Lungin’s Lilacs examines the life of the renowned Russian composer Sergei Rachmaninoff. Jumping back and forth between Rachmaninoff’s later years as an émigré in the United States and his youth in pre-Revolutionary Russia, Lungin utilizes narrative techniques linked to the Hollywood biopic—most notably, detailed period-piece scenes of turn-of-the-century Russia and 1920s America that dramatize recognizable events from the composer’s life—to probe Rachmaninoff’s creative malaise in the U.S. as well as his earlier rise as a Romantic composer and pianist in Moscow and St. Petersburg. Throughout Lilacs, we encounter crucial events from Rachmaninoff’s biography, including the unsuccessful debut of his first symphony, his dabbling with psychotherapy under the guidance of renowned Russian physician Nikolai Dahl, his controversial and somewhat tumultuous marriage to his cousin Natalia, and his extensive touring of the U.S. in the 1920s, as arranged by Fred Steinway of the famous piano-producing family. But not so fast!
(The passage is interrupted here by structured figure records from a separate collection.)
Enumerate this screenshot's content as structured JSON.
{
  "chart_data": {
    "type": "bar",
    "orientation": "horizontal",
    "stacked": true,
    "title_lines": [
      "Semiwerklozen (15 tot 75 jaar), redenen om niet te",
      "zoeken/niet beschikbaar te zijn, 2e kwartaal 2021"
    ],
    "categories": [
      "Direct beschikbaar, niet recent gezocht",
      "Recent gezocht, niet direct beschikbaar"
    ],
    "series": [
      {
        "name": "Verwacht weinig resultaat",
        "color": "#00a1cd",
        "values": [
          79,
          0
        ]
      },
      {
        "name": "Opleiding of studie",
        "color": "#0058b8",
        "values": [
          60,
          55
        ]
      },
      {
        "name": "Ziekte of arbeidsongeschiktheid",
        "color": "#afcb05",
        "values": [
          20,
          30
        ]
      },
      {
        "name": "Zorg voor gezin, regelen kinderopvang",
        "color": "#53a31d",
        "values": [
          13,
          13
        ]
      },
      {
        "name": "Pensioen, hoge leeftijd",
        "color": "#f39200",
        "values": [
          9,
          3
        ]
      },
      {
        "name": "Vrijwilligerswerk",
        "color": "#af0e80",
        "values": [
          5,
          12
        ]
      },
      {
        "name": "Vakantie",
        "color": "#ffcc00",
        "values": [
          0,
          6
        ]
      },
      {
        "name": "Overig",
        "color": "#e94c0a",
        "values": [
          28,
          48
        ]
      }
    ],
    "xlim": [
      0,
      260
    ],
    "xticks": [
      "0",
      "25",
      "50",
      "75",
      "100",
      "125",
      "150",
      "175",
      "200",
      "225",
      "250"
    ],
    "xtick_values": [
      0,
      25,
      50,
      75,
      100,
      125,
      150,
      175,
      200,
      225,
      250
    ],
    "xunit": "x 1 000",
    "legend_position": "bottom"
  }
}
Despite the familiar events from Rachmaninoff’s life and a soundtrack replete with Rachmaninoff’s music, Lungin concludesLilacs with a startling disclaimer: “The main hero and the events of the film constitute an artistic invention and have been used only for the creation of the film. They do not represent any particular person and do not reflect events from this person’s life.”